We’ve also had to reassess how bad our pasture is. We knew it was pretty bad, but the lambs are such efficient grazers that they have to be treated as adults after weaning, which we didn’t originally plan on. When we took Zuko off milk, the other lambs were also pretty weaned. They still try to nurse, but it’s obvious those udders aren’t letting much of anything down. So for us that means healthy, nursed lambs=adult sheep around 10-12 weeks. Weaning is a big milestone and we were cavalier in not considering it such with the other lambs too.
Post-Zuko, we went out and looked over the remaining 13 animals to see if there were any others lagging and it turns out Bart and Lisa, the two lambs from our second-biggest ewe Black and Tan, are starting to fall behind. And while Wingus, our grey ewe’s aggressive nurser is already slaughter-weight at 4 months, his runt brother Dingus could use a little help. Dingus was ahead of the younger lambs due to being born earlier, then stunted out, then started to recover, but since the pasture’s been decimated and we’ve had to really step up the hay, he’ll need some extra monitoring too.
What we have cleared cannot support 13 adult Icelandic sheep, and even if the rest were cleared, we couldn’t support that many ewes and their lambs. So we’ll have to break up the sheep into grazing groups and talk to some of the neighbors with overgrown acreage next spring. It’s too late this year to do so. On the other hand, if we continue to see such vigorous lambs in later breeding seasons, we’ll have slaughter-ready lambs at 4-6mos as a norm. So hopefully we see that next spring.
Lisa is not in any major trouble, she favors wool production and that accounts for a fair amount of her fall-back, as her fleece is in excellent shape and noticeably better and longer than the other ewelambs’ fleeces. But she is a little smaller than she ought to be. Bart, though, doesn’t have a glossy long coat to explain his fall-back, and neither does Dingus, so those two we will definitely keep an eye on between now and slaughter time in the fall.
The adults are basically fine, the ewes have regained their conditioning and recovered from lambing and nursing, and the two rams are in good shape with good fleeces coming in. We are a few weeks behind on hoof trims, and should be caught up this week, and will probably do some vitamins in the next few days for the three lagging lambs, but they are lagging only a little and if they are parasite-heavy, we’ve caught it a lot sooner than with poor Zuko.

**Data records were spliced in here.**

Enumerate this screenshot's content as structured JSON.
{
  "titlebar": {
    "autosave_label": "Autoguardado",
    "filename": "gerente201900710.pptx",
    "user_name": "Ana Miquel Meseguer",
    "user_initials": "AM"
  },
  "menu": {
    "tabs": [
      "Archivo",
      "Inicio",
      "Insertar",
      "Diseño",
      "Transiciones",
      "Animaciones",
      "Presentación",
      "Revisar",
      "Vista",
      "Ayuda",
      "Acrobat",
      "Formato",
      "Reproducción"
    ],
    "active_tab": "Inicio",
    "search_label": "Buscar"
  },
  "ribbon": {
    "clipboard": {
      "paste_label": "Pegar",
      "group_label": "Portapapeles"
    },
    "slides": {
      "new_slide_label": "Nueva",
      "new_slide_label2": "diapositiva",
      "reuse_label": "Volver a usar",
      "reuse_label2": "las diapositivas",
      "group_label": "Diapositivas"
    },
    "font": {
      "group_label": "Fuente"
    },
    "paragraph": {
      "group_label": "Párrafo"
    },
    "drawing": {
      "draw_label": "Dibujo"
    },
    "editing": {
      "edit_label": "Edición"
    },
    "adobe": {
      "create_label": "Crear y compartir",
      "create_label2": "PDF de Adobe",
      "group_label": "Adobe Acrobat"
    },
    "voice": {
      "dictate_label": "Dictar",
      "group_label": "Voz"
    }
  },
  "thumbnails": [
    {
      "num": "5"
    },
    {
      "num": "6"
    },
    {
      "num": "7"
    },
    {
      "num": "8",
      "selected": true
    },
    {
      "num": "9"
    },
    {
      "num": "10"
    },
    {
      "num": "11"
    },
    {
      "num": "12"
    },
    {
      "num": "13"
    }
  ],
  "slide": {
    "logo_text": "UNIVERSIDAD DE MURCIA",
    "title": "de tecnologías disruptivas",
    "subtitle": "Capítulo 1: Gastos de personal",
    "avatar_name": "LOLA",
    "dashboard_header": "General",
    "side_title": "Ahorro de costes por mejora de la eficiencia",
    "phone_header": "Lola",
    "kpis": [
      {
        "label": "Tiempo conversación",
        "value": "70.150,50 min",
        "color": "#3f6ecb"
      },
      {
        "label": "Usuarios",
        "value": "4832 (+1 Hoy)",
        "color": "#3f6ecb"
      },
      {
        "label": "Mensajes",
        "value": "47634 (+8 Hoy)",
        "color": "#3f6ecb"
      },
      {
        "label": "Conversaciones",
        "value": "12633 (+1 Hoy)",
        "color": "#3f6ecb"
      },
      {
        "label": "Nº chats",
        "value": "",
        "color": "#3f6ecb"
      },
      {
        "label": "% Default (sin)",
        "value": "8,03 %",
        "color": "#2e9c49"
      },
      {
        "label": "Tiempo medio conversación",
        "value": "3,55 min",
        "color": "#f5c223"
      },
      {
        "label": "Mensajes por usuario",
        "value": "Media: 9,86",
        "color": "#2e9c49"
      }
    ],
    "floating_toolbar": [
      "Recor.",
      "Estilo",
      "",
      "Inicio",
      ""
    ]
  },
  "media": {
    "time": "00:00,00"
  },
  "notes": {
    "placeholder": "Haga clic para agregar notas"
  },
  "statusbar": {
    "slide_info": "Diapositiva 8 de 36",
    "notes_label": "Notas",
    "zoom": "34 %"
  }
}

The general 2-3 month age range where the lambs naturally would be getting weaned is a time to really keep an eye out, with special attention to bottle lambs. Because all the lambs transition to living on grass/hay and the occasional pellet snack differently and some will need a little helping hand of vitamins or wormer (or herbal equivalents).
We really didn’t understand that if you’re new to the animal, you almost have to put in time like they are pets until you really get to know the little signs that each kind of livestock has. We did buy well-bred animals from decent breeders, but that just means they take longer to show total collapse and have subtler signs of poor health.
This is pretty rambly, but in short, we need to keep better records and have scheduled checks of major life milestones for the flock(s) so we don’t face another Zuko situation again.